Global oil prices tumbled in early Asian trade on Friday, erasing some of the week’s gains, as fresh signs of de-escalation in the Middle East sparked investor optimism that the region’s latest oil shock may be nearing its end.
Brent crude futures, the global benchmark, dropped 61 cents, or 0.61 percent, to $98.78 a barrel by 07:07 GMT. U.S. West Texas Intermediate crude fell 89 cents, or 0.94 percent, to $93.80 a barrel, trimming the previous session’s rebound but still trading comfortably below the psychologically important $100 level that had dominated headlines for weeks.
The sell-off was driven by two headline developments. First, a 10-day ceasefire between Lebanon and Israel took effect, offering the most tangible pause in fighting since Israel’s campaign there became a major stumbling block to broader peace efforts.

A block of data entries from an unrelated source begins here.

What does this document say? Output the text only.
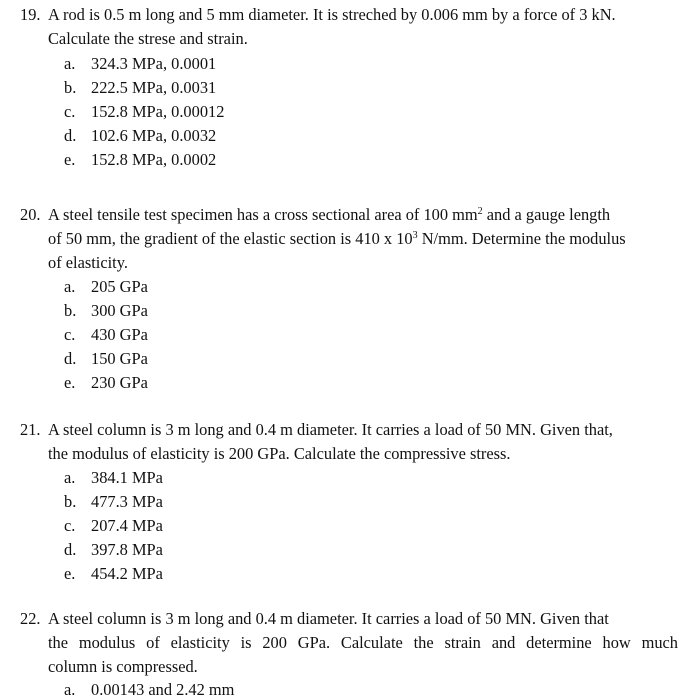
19. A rod is 0.5 m long and 5 mm diameter. It is streched by 0.006 mm by a force of 3 kN.
Calculate the strese and strain.
a. 324.3 MPa, 0.0001
b. 222.5 MPa, 0.0031
c. 152.8 MPa, 0.00012
d. 102.6 MPa, 0.0032
e. 152.8 MPa, 0.0002
20. A steel tensile test specimen has a cross sectional area of 100 $mm^2$ and a gauge length
of 50 mm, the gradient of the elastic section is 410 x $10^3$ N/mm. Determine the modulus
of elasticity.
a. 205 GPa
b. 300 GPa
c. 430 GPa
d. 150 GPa
e. 230 GPa
21. A steel column is 3 m long and 0.4 m diameter. It carries a load of 50 MN. Given that,
the modulus of elasticity is 200 GPa. Calculate the compressive stress.
a. 384.1 MPa
b. 477.3 MPa
c. 207.4 MPa
d. 397.8 MPa
e. 454.2 MPa
22. A steel column is 3 m long and 0.4 m diameter. It carries a load of 50 MN. Given that
the modulus of elasticity is 200 GPa. Calculate the strain and determine how much
column is compressed.
a. 0.00143 and 2.42 mm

Second, U.S. President Donald Trump told reporters outside the White House on Thursday that American and Iranian negotiators could sit down for talks as early as this weekend — and that Tehran had made a significant concession on the nuclear issue.

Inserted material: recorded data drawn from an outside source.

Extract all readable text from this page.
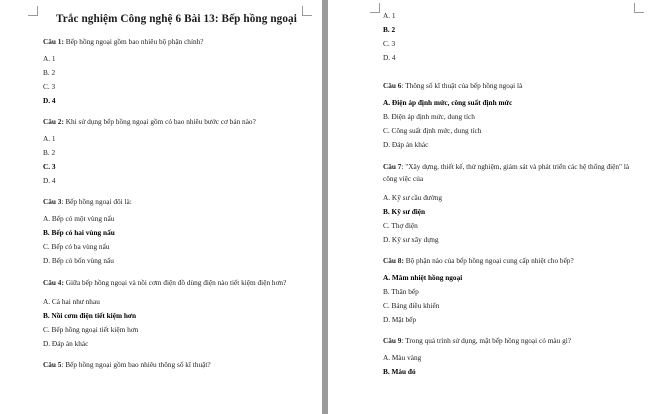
Trắc nghiệm Công nghệ 6 Bài 13: Bếp hồng ngoại
Câu 1: Bếp hồng ngoại gồm bao nhiêu bộ phận chính?
A. 1
B. 2
C. 3
D. 4
Câu 2: Khi sử dụng bếp hồng ngoại gồm có bao nhiêu bước cơ bản nào?
A. 1
B. 2
C. 3
D. 4
Câu 3: Bếp hồng ngoại đôi là:
A. Bếp có một vùng nấu
B. Bếp có hai vùng nấu
C. Bếp có ba vùng nấu
D. Bếp có bốn vùng nấu
Câu 4: Giữa bếp hồng ngoại và nồi cơm điện đồ dùng điện nào tiết kiệm điện hơn?
A. Cả hai như nhau
B. Nồi cơm điện tiết kiệm hơn
C. Bếp hồng ngoại tiết kiệm hơn
D. Đáp án khác
Câu 5: Bếp hồng ngoại gồm bao nhiêu thông số kĩ thuật?
A. 1
B. 2
C. 3
D. 4
Câu 6: Thông số kĩ thuật của bếp hồng ngoại là
A. Điện áp định mức, công suất định mức
B. Điện áp định mức, dung tích
C. Công suất định mức, dung tích
D. Đáp án khác
Câu 7: "Xây dựng, thiết kế, thử nghiệm, giám sát và phát triển các hệ thống điện" là công việc của
A. Kỹ sư cầu đường
B. Kỹ sư điện
C. Thợ điện
D. Kỹ sư xây dựng
Câu 8: Bộ phận nào của bếp hồng ngoại cung cấp nhiệt cho bếp?
A. Mâm nhiệt hồng ngoại
B. Thân bếp
C. Bảng điều khiển
D. Mặt bếp
Câu 9: Trong quá trình sử dụng, mặt bếp hồng ngoại có màu gì?
A. Màu vàng
B. Màu đỏ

“We’re going to see what happens. But I think we’re very close to making a deal with Iran,” Trump said, according to a pool report. He added that Iranian officials had offered to forgo nuclear weapons for more than 20 years, addressing what he described as a “key sticking point” in efforts to end the conflict.
The Iran war, which Washington and its Israeli ally launched in late February, has already exacted a heavy toll on global energy markets. For the past seven weeks, the Strait of Hormuz — the narrow chokepoint through which roughly one-fifth of the world’s daily oil supply normally flows — has been closed, disrupting an estimated 13 million barrels per day, according to analysts at ING.
That closure sent prices rocketing 50 percent in March alone in one of the sharpest monthly surges on record. Only in the past week have futures slipped back below $100 and settled into the low $90s, reflecting tentative hopes that diplomacy might finally prevail.
Yet negotiators on both sides have quietly scaled back their ambitions. Two Iranian sources told Reuters on Thursday that Washington and Tehran are no longer chasing a comprehensive peace treaty. Instead, they are working toward a temporary memorandum of understanding aimed simply at preventing an immediate return to open conflict.
The shift in expectations underscores the fragility of the moment. While the Lebanon ceasefire and Trump’s upbeat comments have lifted market sentiment, analysts caution that any agreement remains provisional. “A short-term memo is better than nothing, but it doesn’t restore the 13 million barrels a day that are currently offline,” one senior oil trader in Singapore noted. “The market is pricing in hope, not certainty.”
Still, the relief was palpable on trading floors. Energy shares edged lower in early European dealing, while the broader equity markets breathed easier, betting that a swift reopening of the Strait would ease inflationary pressures on everything from gasoline to plastics.
For now, the focus remains on the weekend’s potential U.S.-Iran meeting. If Trump’s optimism proves well-founded, the oil market’s month-long roller-coaster could be headed for a sharp correction. If not, traders warned, the $100 handle could be reclaimed as quickly as it was lost.
The coming 48 hours, it seems, will determine whether this week’s tentative calm marks the beginning of the end — or merely a pause before the next surge.
WHAT YOU SHOULD KNOW
Oil prices fell sharply in early trade today as optimism grows that the Middle East conflict may be winding down.
A 10-day ceasefire between Lebanon and Israel taking effect, combined with President Trump’s statement that the U.S. and Iran could hold talks this weekend, with Tehran offering to forgo nuclear weapons for over 20 years.
This has raised hopes for reopening the Strait of Hormuz — which has been closed for seven weeks, disrupting 13 million barrels per day — potentially easing the recent oil price surge that saw Brent briefly spike 50% in March.
Markets are now pricing in de-escalation rather than prolonged disruption.